Like Tim F, I think it is smart for Democrats to make Rush Limbaugh the face of the Republican party. It’s smart because Rush is an unBurkean cancer on the Republican party, or whatever it is Brooks likes to say, because disliking Rush is one of those 80/20 propositions Patrick Ruffini likes so much, and because the Republican party does in fact seem to take its marching orders from El Rushbo.
I wasn’t surprised that the people at the Politico think Democrats should cower in fear of Rush and his silly-putty-mailing army. I was surprised, though, to see that George Lakoff, author of Don’t Think Of an Elephant and the father of liberal “framing” thinks Rush-baiting is a bad idea too:
The effectiveness of the conservative message machine led to Obama making a rare mistake in communication, the mistake of saying out loud in Florida not to think of Rush Limbaugh, thus violating the first rule of framing and giving Rush Limbaugh even greater power.

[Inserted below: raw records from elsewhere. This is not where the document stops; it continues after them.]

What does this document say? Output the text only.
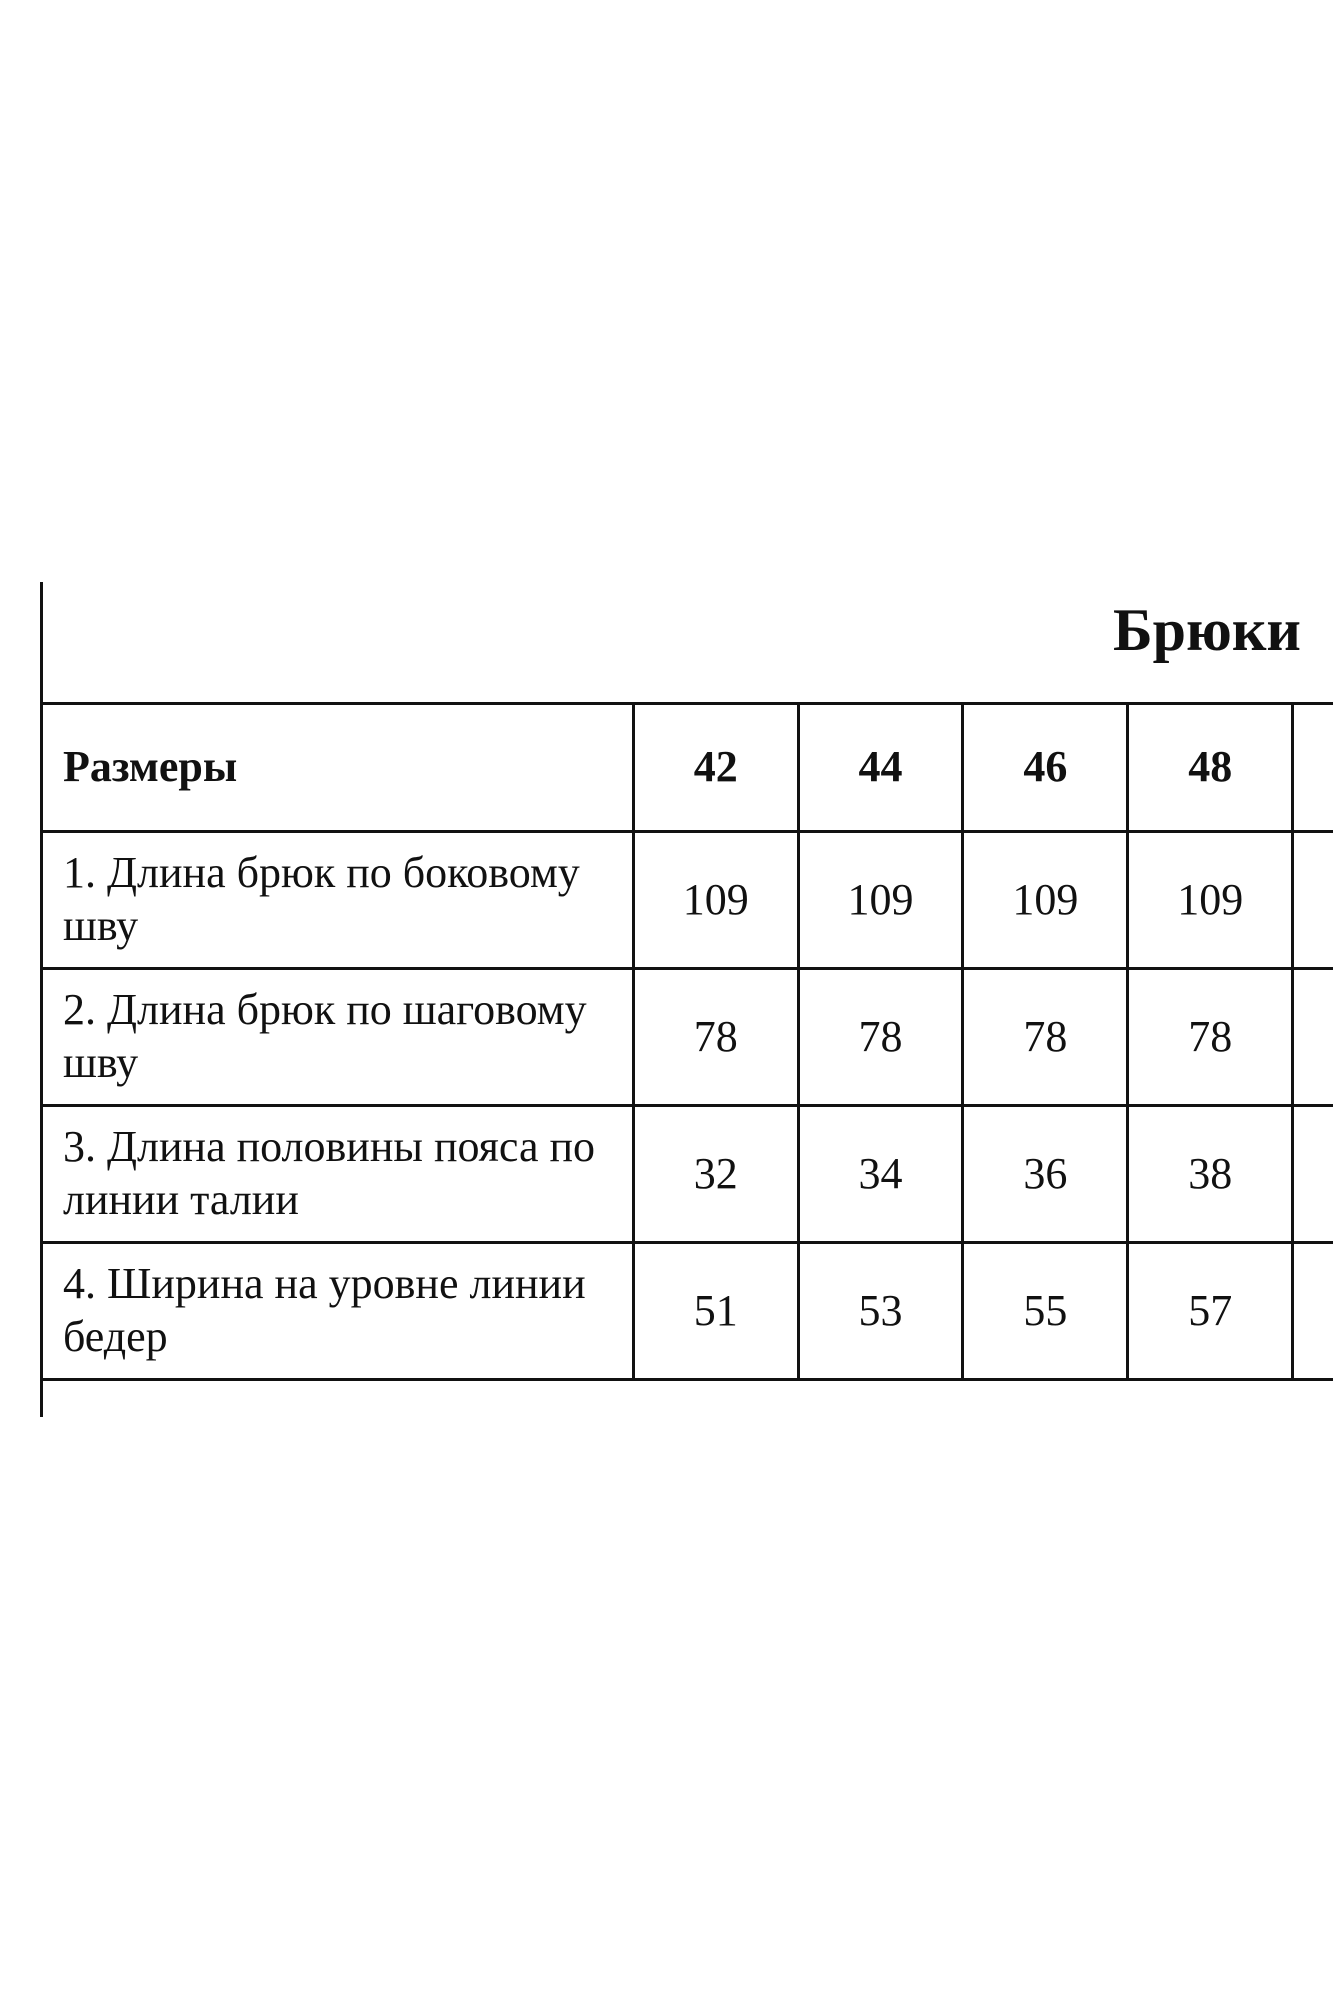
Брюки
Размеры	42	44	46	48	
1. Длина брюк по боковому шву	109	109	109	109	
2. Длина брюк по шаговому шву	78	78	78	78	
3. Длина половины пояса по линии талии	32	34	36	38	
4. Ширина на уровне линии бедер	51	53	55	57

I don’t buy this at all. Rush already has complete power in the Republican party and I don’t see how he’s going to expand that to include independents and Democrats. Anyway, blaming it on the Limbaughda is just calling it like it is.
When I read Lakoff’s book, I thought it was brilliant. But it also seemed a bit pie-in-the-sky — winning the environmental battle by making voters think of Mother Earth and all that.
Is this framing stuff the liberal answer to Burkean bells? Just some high-brow nonsense that gives an intellectual veneer to a half-baked PR strategy? I don’t know the answer, but I’m skeptical of any philosophy that opposes using an oxycontin-addicted egomaniac as foil.